90年代の住宅の“脱法”責任問う判決 / 日経BP

 1994年、大阪府南部の町で、宅地建物取引業を営むAさんは分譲戸建て住宅を新築し、同年3月末に買い主のBさんに引き渡した。価格は土地代が1350万円、建物代が1980万円だ。

 それから約15年後の2008年12月、Bさんは住宅に瑕疵があるとして、Aさんを相手取り損害賠償を請求して大阪地方裁判所に提訴。12年4月24日、大阪地裁は売り主であるAさんに不法行為責任があるとして、瑕疵補修の費用など約1480万円をBさんに支払うよう命じる判決を出し、確定した。

確認内容とは全く別物

 Bさん宅は木造、一部鉄骨造の3階建てだ。早くも95年頃に建具の建て付けが悪くなり、98年以降は建物の内外の壁に亀裂が生じたという。

 Bさんは08年5月、欠陥住宅問題に詳しい弁護士の岩城穣さんに相談した。岩城さんら原告側弁護団は、一級建築士で胡桃設計(兵庫県伊丹市)代表の木津田秀雄さんに建物の調査を依頼した。

 木津田さんによると、建築計画概要書では、Aさんは木造2階建ての長屋で大阪府から建築確認を受けていた。
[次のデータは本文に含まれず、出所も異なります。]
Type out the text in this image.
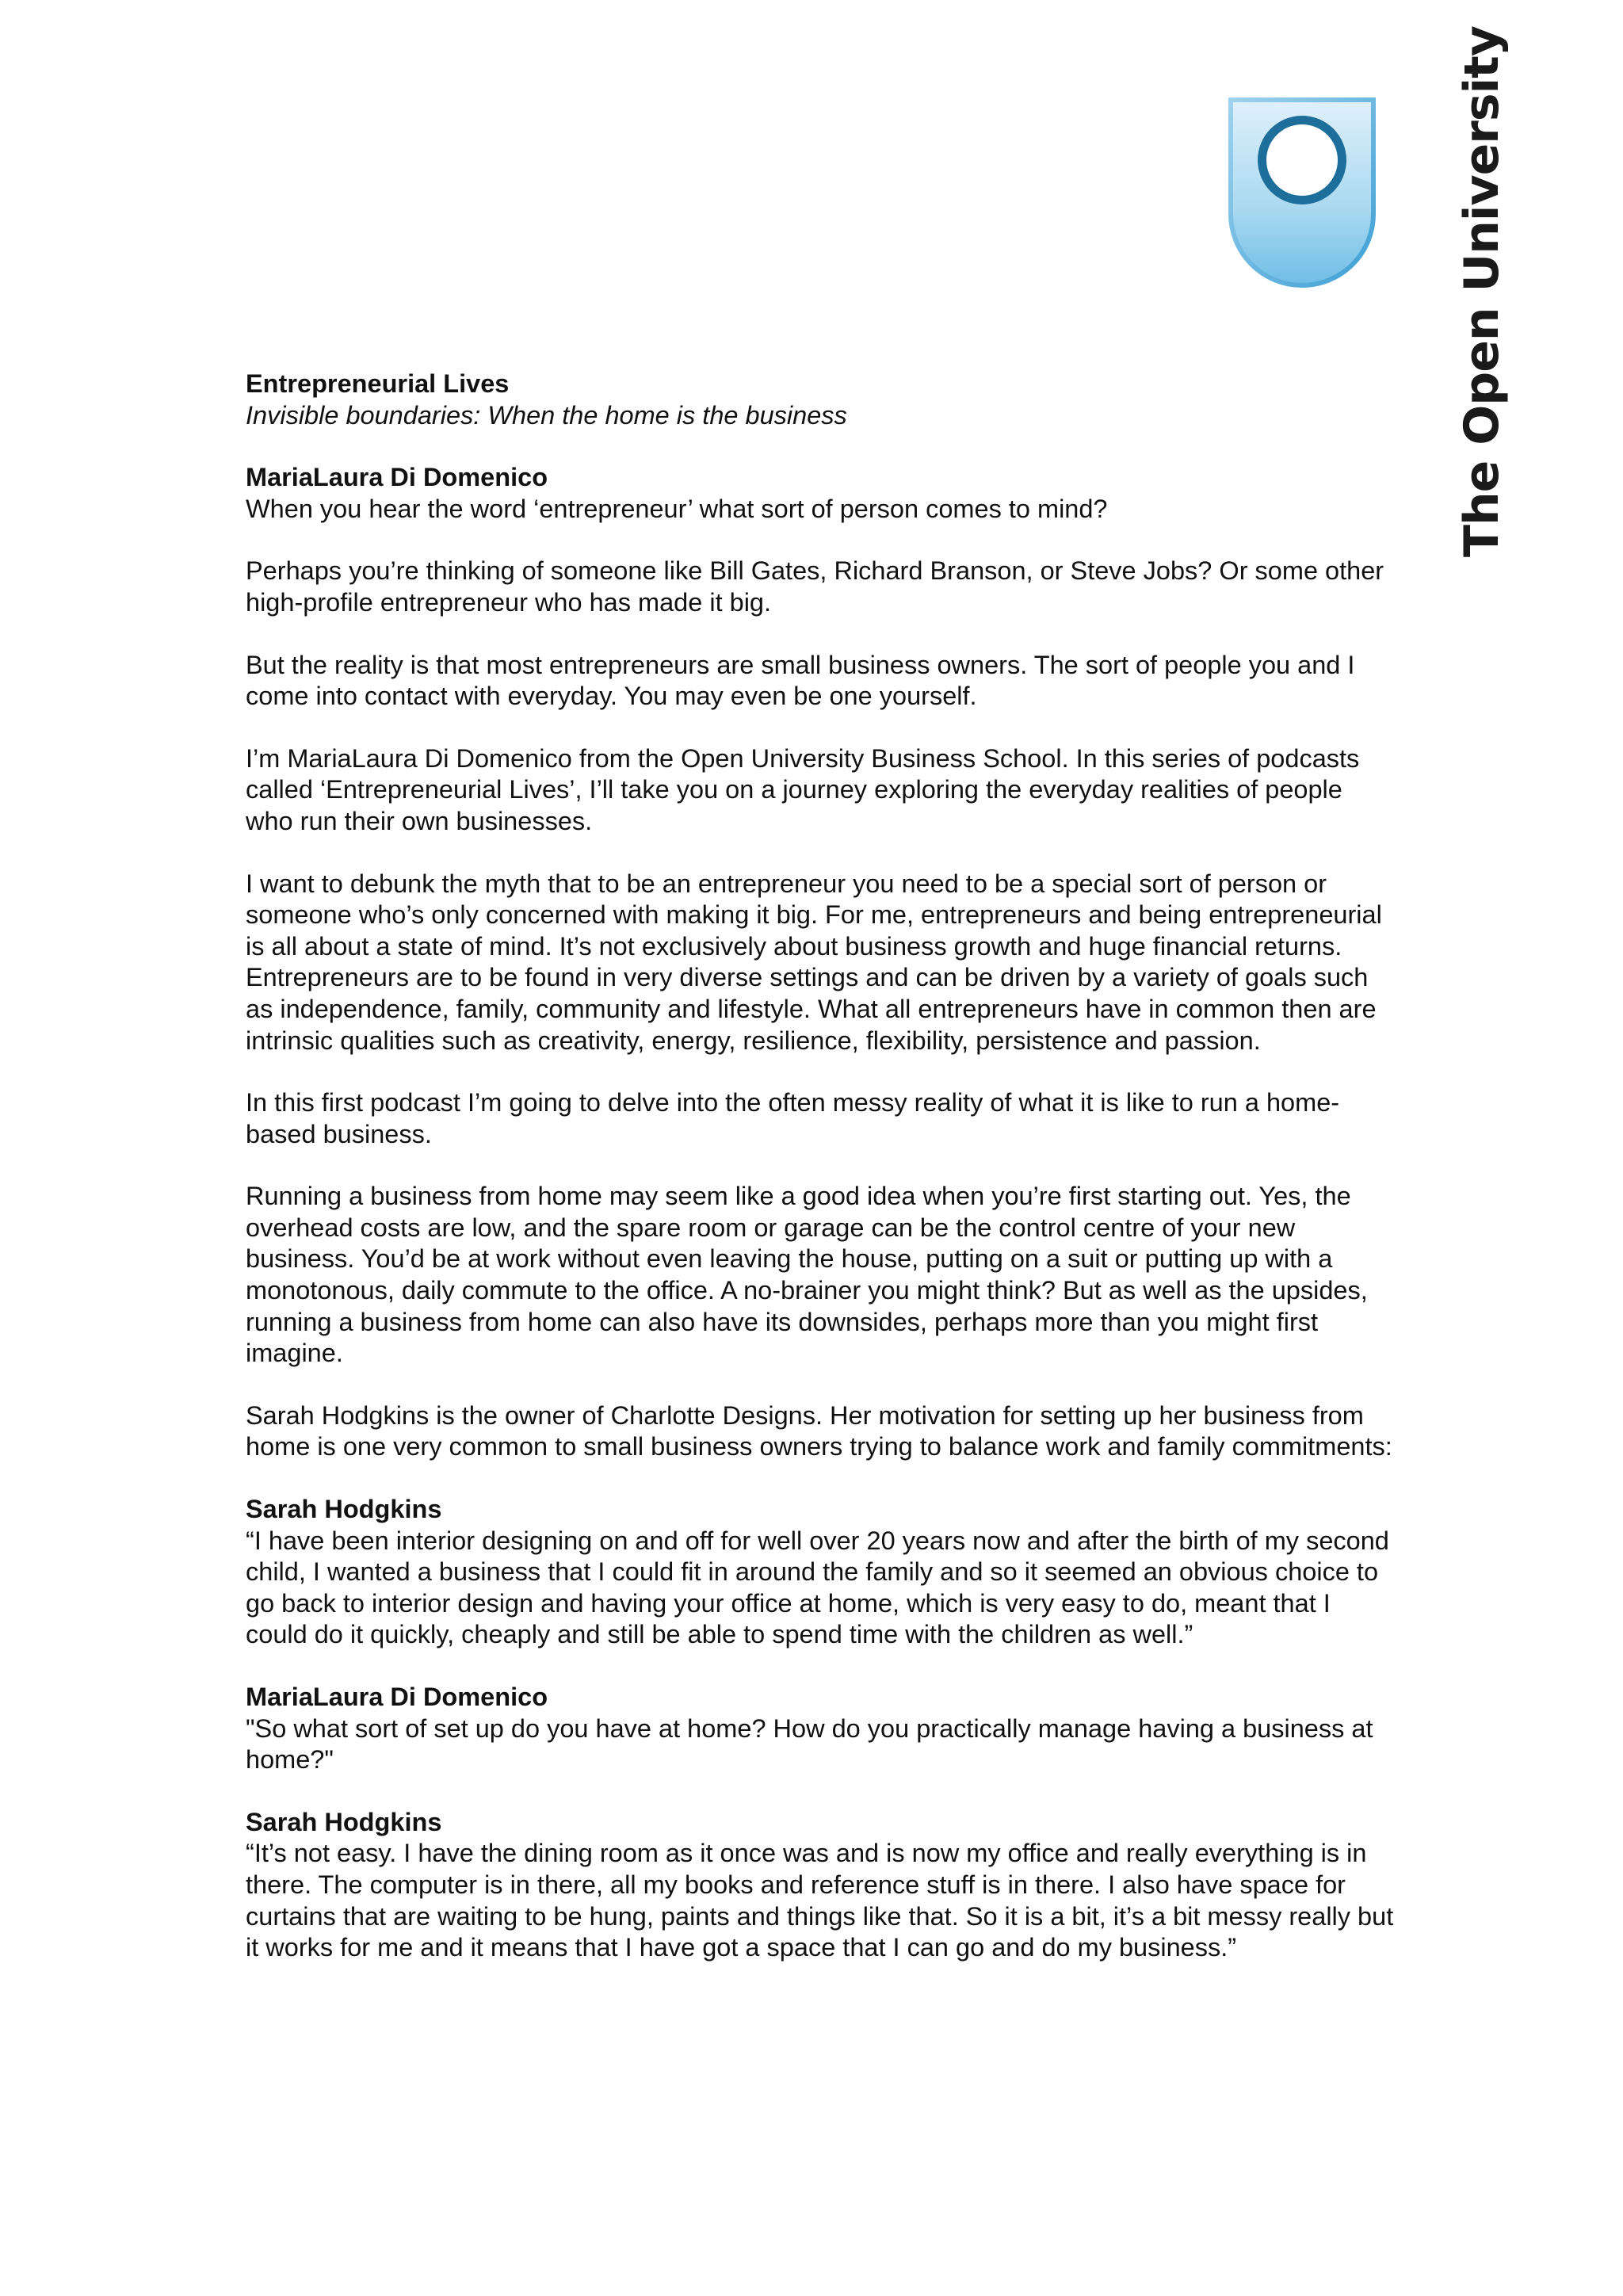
The Open University

Entrepreneurial Lives

Invisible boundaries: When the home is the business

MariaLaura Di Domenico

When you hear the word ‘entrepreneur’ what sort of person comes to mind?

Perhaps you’re thinking of someone like Bill Gates, Richard Branson, or Steve Jobs? Or some other high-profile entrepreneur who has made it big.

But the reality is that most entrepreneurs are small business owners. The sort of people you and I come into contact with everyday. You may even be one yourself.

I’m MariaLaura Di Domenico from the Open University Business School. In this series of podcasts called ‘Entrepreneurial Lives’, I’ll take you on a journey exploring the everyday realities of people who run their own businesses.

I want to debunk the myth that to be an entrepreneur you need to be a special sort of person or someone who’s only concerned with making it big. For me, entrepreneurs and being entrepreneurial is all about a state of mind. It’s not exclusively about business growth and huge financial returns. Entrepreneurs are to be found in very diverse settings and can be driven by a variety of goals such as independence, family, community and lifestyle. What all entrepreneurs have in common then are intrinsic qualities such as creativity, energy, resilience, flexibility, persistence and passion.

In this first podcast I’m going to delve into the often messy reality of what it is like to run a home-based business.

Running a business from home may seem like a good idea when you’re first starting out. Yes, the overhead costs are low, and the spare room or garage can be the control centre of your new business. You’d be at work without even leaving the house, putting on a suit or putting up with a monotonous, daily commute to the office. A no-brainer you might think? But as well as the upsides, running a business from home can also have its downsides, perhaps more than you might first imagine.

Sarah Hodgkins is the owner of Charlotte Designs. Her motivation for setting up her business from home is one very common to small business owners trying to balance work and family commitments:

Sarah Hodgkins

“I have been interior designing on and off for well over 20 years now and after the birth of my second child, I wanted a business that I could fit in around the family and so it seemed an obvious choice to go back to interior design and having your office at home, which is very easy to do, meant that I could do it quickly, cheaply and still be able to spend time with the children as well.”

MariaLaura Di Domenico

"So what sort of set up do you have at home? How do you practically manage having a business at home?"

Sarah Hodgkins

“It’s not easy. I have the dining room as it once was and is now my office and really everything is in there. The computer is in there, all my books and reference stuff is in there. I also have space for curtains that are waiting to be hung, paints and things like that. So it is a bit, it’s a bit messy really but it works for me and it means that I have got a space that I can go and do my business.”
確認時とは種別、構造、階数がすべて異なる建物を建てたことになる。90年代の時点で混構造3階建てを合法的に建てようとすれば建築基準法38条に基づく大臣認定を受ける必要があったが、その形跡もなかったという。また、93年度の大阪府は完了検査実施率が約35%に過ぎず、Bさん宅も完了検査を受けていなかった。法規との乖離が大きく、“脱法”建築の様相を呈していたようだ。

 木津田さんは建物の現況を鑑定書にまとめた。確認・検査の手続きだけでなく構造耐力上も建基法に適合していないと主張する内容だ。大阪地裁もその内容を大筋で認めて判決に反映させた。下に掲載した図はその一部だ。

 

(1)既存の擁壁に載っている1階東側の鉄骨梁。1階東側には柱はなく、建物の鉛直荷重が形状・構造不明の擁壁に直接掛かる危険な状態となっている    
(2)の部分。1階の鉄骨梁と、南北面にあるコンクリートブロック積みの壁の一部(右端)の状況。ブレースなどによる補強は施されていない(イラスト:笹沼真人)
                          
鉄骨造部分の構造耐力不足
 鑑定書によると、Bさん宅は中央部を残して東側と西側が沈下、「へ」の字形に折れ曲がった状態になっていた。完成後、建具の建て付けが悪くなったり壁面に亀裂が入ったりしたのは不同沈下の影響だった。 3階建ての建物のうち1階は鉄骨造になっていた。西側には鉄骨柱が2本あるが、既存擁壁に接している東側にはなく、鉄骨の梁は既存の擁壁の天端に載せられていた。梁と擁壁の接合部にはアンカーボルトなどはなかった。強度不足の疑いがあるうえ、擁壁の形状や構造もはっきりとはわからない。このような1階部分を、大阪地裁は「著しく構造耐力が不足している」と認定した。

具体的な根拠示さずに「補修可能」と認定

 Bさん側は、止まらない不同沈下に対応するために基礎形状を変更したり、既存擁壁の安全性を確認したりする必要があるとして、住宅の建て替えが必要だと主張。約3080万円の賠償を求めていた。しかし、大阪地裁は具体的な根拠は示さないまま、Bさん宅の補修は可能とし、請求額の5割弱を賠償額として認めたのにとどまった。 木津田さんは、Bさん宅で新耐震とは名ばかりのずさんな実態が明らかになったことを冷静に受け止めている。Bさん宅が出来た90年代は、接合補強金物や地盤調査に関する建基法の告示がない時代。確認・検査の民間開放前で完了検査の実施率は低く、新築住宅の施工者や販売者の瑕疵担保責任を重くした住宅品質確保促進法もまだなかった。そのため「現在と比べると違反建築がつくられやすかった。特に木造3階建ては要注意だ」(木津田さん)。

 既存の戸建て住宅の改修を手掛ける設計事務所や工務店は、建設時期が90年代なら、旧耐震の建物のように現行法規との適合を疑ってかかるほうが賢明かもしれない。